AtD and 9/11

jbor at bigpond.com jbor at bigpond.com
Tue Aug 15 03:32:52 CDT 2006


On 15/08/2006, at 5:42 PM, David Gentle wrote:

> If you were Pynchon and you'd just written a book that made no 
> concious reference to the modern world, that was just a historical 
> novel (and I'm not saying that AtD is that but stay with me) how would 
> you go about addressing that fact (if you felt that you needed to) in 
> a blurb you'd been asked to write?

It's to do with the tone of the statement in the context of that 
paragraph. If you read sarcasm or irony into it (which I think is more 
than reasonable, unavoidable, even), then it actually means the 
opposite of what it says. If you choose to read it literally, without 
any hint of irony, well, I guess it means just what it says.

I think it is meant sarcastically, or sardonically, and that Pynchon is 
referring to "the present day", in a knowingly tongue-in-cheek way, as 
being a time of "unrestrained corporate greed, false religiosity, 
moronic fecklessness, and evil intent in high places". That reading of 
it would seem to be more in tune with the tone of the rest of the 
blurb. And each of those phrases does seem apposite.
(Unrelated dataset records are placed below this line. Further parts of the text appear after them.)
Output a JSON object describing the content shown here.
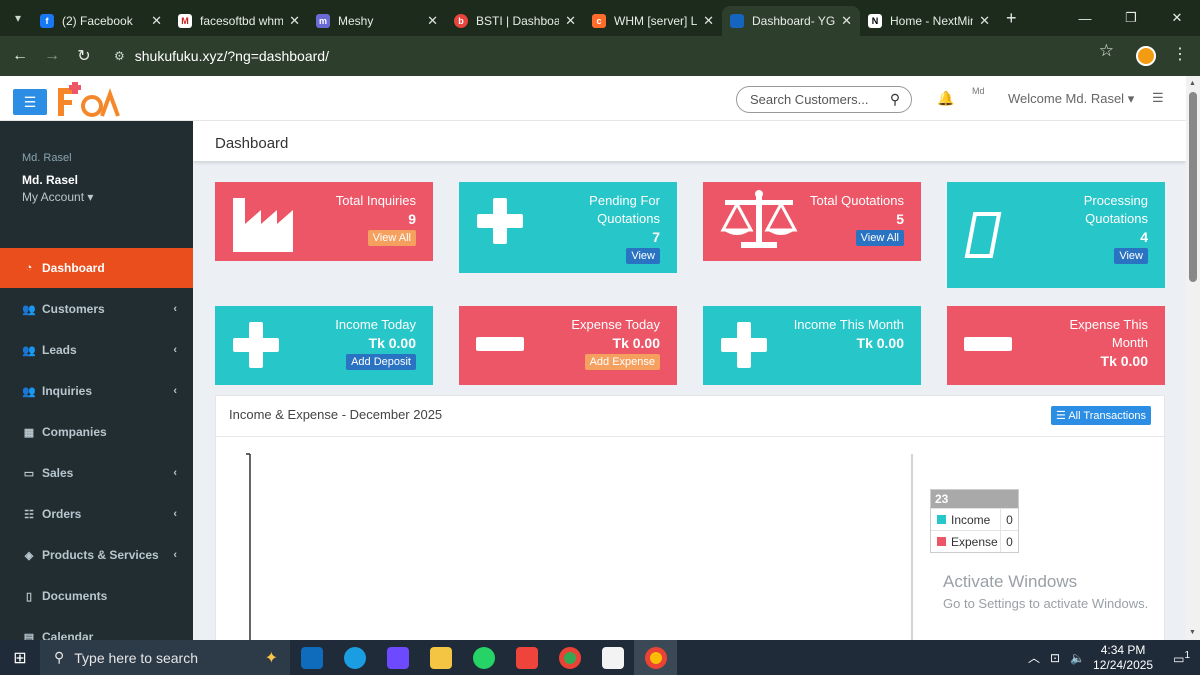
{
  "browser": {
    "tabs": [
      {
        "label": "(2) Facebook",
        "color": "#1877f2",
        "glyph": "f"
      },
      {
        "label": "facesoftbd whm",
        "color": "#c5221f",
        "glyph": "M"
      },
      {
        "label": "Meshy",
        "color": "#6b6bd6",
        "glyph": "m"
      },
      {
        "label": "BSTI | Dashboard",
        "color": "#e8453c",
        "glyph": "b"
      },
      {
        "label": "WHM [server] Li",
        "color": "#ff6c2c",
        "glyph": "c"
      },
      {
        "label": "Dashboard- YGE",
        "color": "#1565c0",
        "glyph": ""
      },
      {
        "label": "Home - NextMin",
        "color": "#ffffff",
        "glyph": "N"
      }
    ],
    "url": "shukufuku.xyz/?ng=dashboard/"
  },
  "topnav": {
    "search_placeholder": "Search Customers...",
    "avatar_alt": "Md",
    "welcome": "Welcome Md. Rasel"
  },
  "sidebar": {
    "user_img_alt": "Md. Rasel",
    "user_name": "Md. Rasel",
    "account": "My Account",
    "items": [
      {
        "label": "Dashboard",
        "icon": "dashboard-icon",
        "chevron": false
      },
      {
        "label": "Customers",
        "icon": "users-icon",
        "chevron": true
      },
      {
        "label": "Leads",
        "icon": "users-icon",
        "chevron": true
      },
      {
        "label": "Inquiries",
        "icon": "users-icon",
        "chevron": true
      },
      {
        "label": "Companies",
        "icon": "building-icon",
        "chevron": false
      },
      {
        "label": "Sales",
        "icon": "card-icon",
        "chevron": true
      },
      {
        "label": "Orders",
        "icon": "list-icon",
        "chevron": true
      },
      {
        "label": "Products & Services",
        "icon": "cube-icon",
        "chevron": true
      },
      {
        "label": "Documents",
        "icon": "file-icon",
        "chevron": false
      },
      {
        "label": "Calendar",
        "icon": "calendar-icon",
        "chevron": false
      }
    ]
  },
  "page": {
    "title": "Dashboard"
  },
  "stats": [
    {
      "title": "Total Inquiries",
      "value": "9",
      "button": "View All"
    },
    {
      "title": "Pending For Quotations",
      "value": "7",
      "button": "View"
    },
    {
      "title": "Total Quotations",
      "value": "5",
      "button": "View All"
    },
    {
      "title": "Processing Quotations",
      "value": "4",
      "button": "View"
    },
    {
      "title": "Income Today",
      "value": "Tk 0.00",
      "button": "Add Deposit"
    },
    {
      "title": "Expense Today",
      "value": "Tk 0.00",
      "button": "Add Expense"
    },
    {
      "title": "Income This Month",
      "value": "Tk 0.00",
      "button": ""
    },
    {
      "title": "Expense This Month",
      "value": "Tk 0.00",
      "button": ""
    }
  ],
  "panel": {
    "title": "Income & Expense - December 2025",
    "all_transactions": "All Transactions",
    "tooltip": {
      "header": "23",
      "rows": [
        {
          "label": "Income",
          "value": "0",
          "color": "#26c6c9"
        },
        {
          "label": "Expense",
          "value": "0",
          "color": "#ec5667"
        }
      ]
    }
  },
  "watermark": {
    "line1": "Activate Windows",
    "line2": "Go to Settings to activate Windows."
  },
  "taskbar": {
    "search_placeholder": "Type here to search",
    "time": "4:34 PM",
    "date": "12/24/2025",
    "notification_count": "1"
  },
  "colors": {
    "red": "#ec5667",
    "teal": "#26c6c9",
    "accent": "#ea4e1c",
    "sidebar": "#222d32"
  }
}
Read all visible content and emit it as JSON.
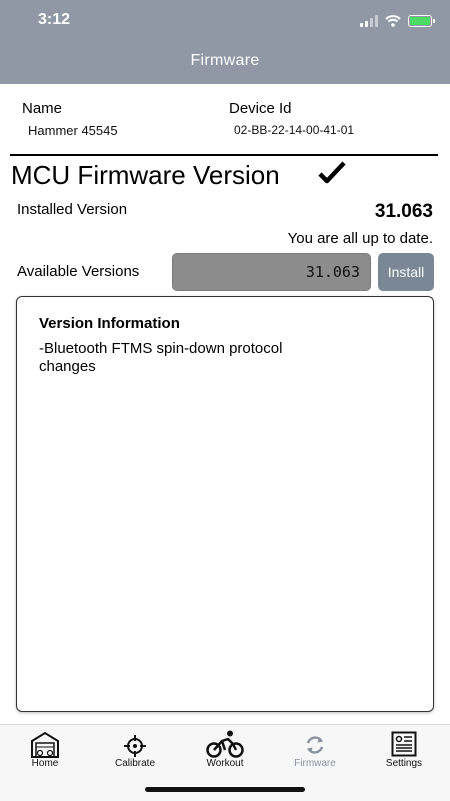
{
  "status_bar": {
    "time": "3:12"
  },
  "nav": {
    "title": "Firmware"
  },
  "device": {
    "name_label": "Name",
    "name_value": "Hammer 45545",
    "id_label": "Device Id",
    "id_value": "02-BB-22-14-00-41-01"
  },
  "mcu": {
    "title": "MCU Firmware Version",
    "installed_label": "Installed Version",
    "installed_value": "31.063",
    "status_text": "You are all up to date.",
    "available_label": "Available Versions",
    "available_value": "31.063",
    "install_label": "Install"
  },
  "info": {
    "title": "Version Information",
    "text": "-Bluetooth FTMS spin-down protocol changes"
  },
  "tabs": [
    {
      "label": "Home",
      "icon": "garage-icon"
    },
    {
      "label": "Calibrate",
      "icon": "crosshair-icon"
    },
    {
      "label": "Workout",
      "icon": "cyclist-icon"
    },
    {
      "label": "Firmware",
      "icon": "refresh-icon",
      "active": true
    },
    {
      "label": "Settings",
      "icon": "settings-panel-icon"
    }
  ],
  "colors": {
    "header": "#8f98a4",
    "field": "#8c8c8c",
    "button": "#7a8896",
    "battery": "#4cd964"
  }
}
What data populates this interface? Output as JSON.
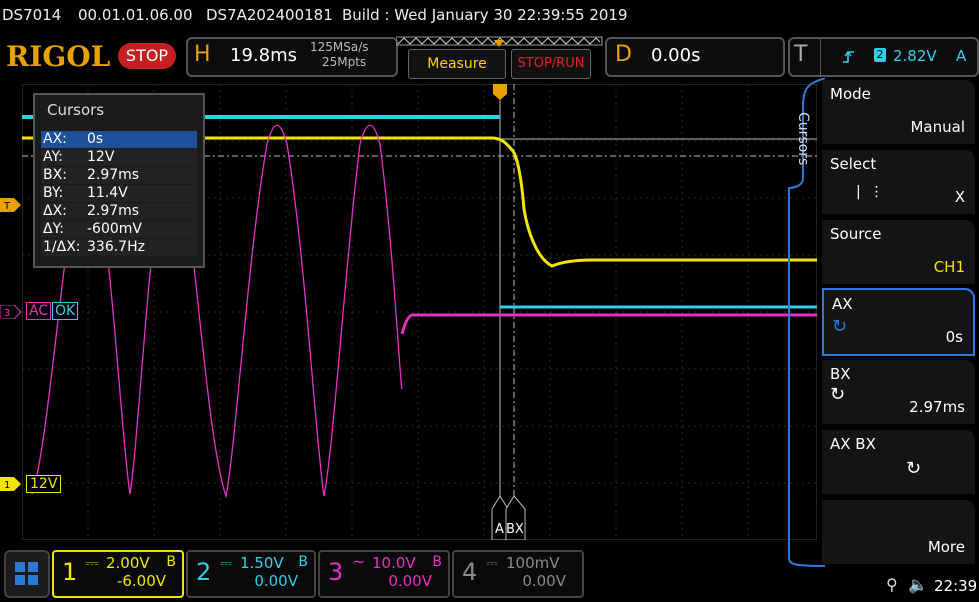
{
  "top_info": {
    "model": "DS7014",
    "firmware": "00.01.01.06.00",
    "serial": "DS7A202400181",
    "build": "Build : Wed January 30 22:39:55 2019"
  },
  "header": {
    "logo": "RIGOL",
    "run_state": "STOP",
    "horizontal": {
      "label": "H",
      "timebase": "19.8ms",
      "sample_rate": "125MSa/s",
      "memory_depth": "25Mpts"
    },
    "measure_label": "Measure",
    "stoprun_label": "STOP/RUN",
    "delay": {
      "label": "D",
      "value": "0.00s"
    },
    "trigger": {
      "label": "T",
      "source": "2",
      "level": "2.82V",
      "coupling": "A"
    }
  },
  "cursor_panel": {
    "title": "Cursors",
    "rows": [
      {
        "key": "AX:",
        "value": "0s"
      },
      {
        "key": "AY:",
        "value": "12V"
      },
      {
        "key": "BX:",
        "value": "2.97ms"
      },
      {
        "key": "BY:",
        "value": "11.4V"
      },
      {
        "key": "ΔX:",
        "value": "2.97ms"
      },
      {
        "key": "ΔY:",
        "value": "-600mV"
      },
      {
        "key": "1/ΔX:",
        "value": "336.7Hz"
      }
    ]
  },
  "markers": {
    "ch3_labels": [
      "AC",
      "OK"
    ],
    "ch1_label": "12V",
    "cursor_a": "A",
    "cursor_b": "BX",
    "trigger_marker": "T"
  },
  "side_menu": {
    "tab": "Cursors",
    "items": [
      {
        "title": "Mode",
        "value": "Manual"
      },
      {
        "title": "Select",
        "value": "X"
      },
      {
        "title": "Source",
        "value": "CH1"
      },
      {
        "title": "AX",
        "value": "0s"
      },
      {
        "title": "BX",
        "value": "2.97ms"
      },
      {
        "title": "AX BX",
        "value": ""
      },
      {
        "title": "",
        "value": "More"
      }
    ]
  },
  "channels": [
    {
      "num": "1",
      "scale": "2.00V",
      "offset": "-6.00V",
      "bw": "B",
      "color": "#f2e600"
    },
    {
      "num": "2",
      "scale": "1.50V",
      "offset": "0.00V",
      "bw": "B",
      "color": "#2fd0e8"
    },
    {
      "num": "3",
      "scale": "10.0V",
      "offset": "0.00V",
      "bw": "B",
      "color": "#e830c8"
    },
    {
      "num": "4",
      "scale": "100mV",
      "offset": "0.00V",
      "bw": "",
      "color": "#8a8a8a"
    }
  ],
  "status_bar": {
    "time": "22:39"
  },
  "colors": {
    "ch1": "#f2e600",
    "ch2": "#2fd0e8",
    "ch3": "#e830c8",
    "accent": "#e8a100",
    "menu_border": "#2a7ad6"
  }
}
And I think he 
fully expects readers to "get" it.

It's possible, just, that the sarcasm is double-edged (blank irony), 
and that he is also taking a poke at those who infer references to and 
opinions about specific current events which happened *after* the time 
of writing of whichever text (like using GR to propagandise about, say, 
the revolt in Chechnya, for example), but that might be drawing a long 
bow.

And I guess it's also possible that the sarcastic quip applies only to 
the preceding sentence in the blurb, and not to the subject matter and 
themes of the novel itself. But I doubt it. (I actually think that 
comment gives pretty much open slather to the WWPD crowd. In fact, it 
probably has something to do with a conception of history as a cyclical 
phenomenon -- that "peaks and troughs" notion back in V.)

I'm also wondering now whether "the Day" in the title could (also) 
refer to 9/11 (as well as the Biblical "Day of Judgement"). Every other 
man and his dog seems to have written about it.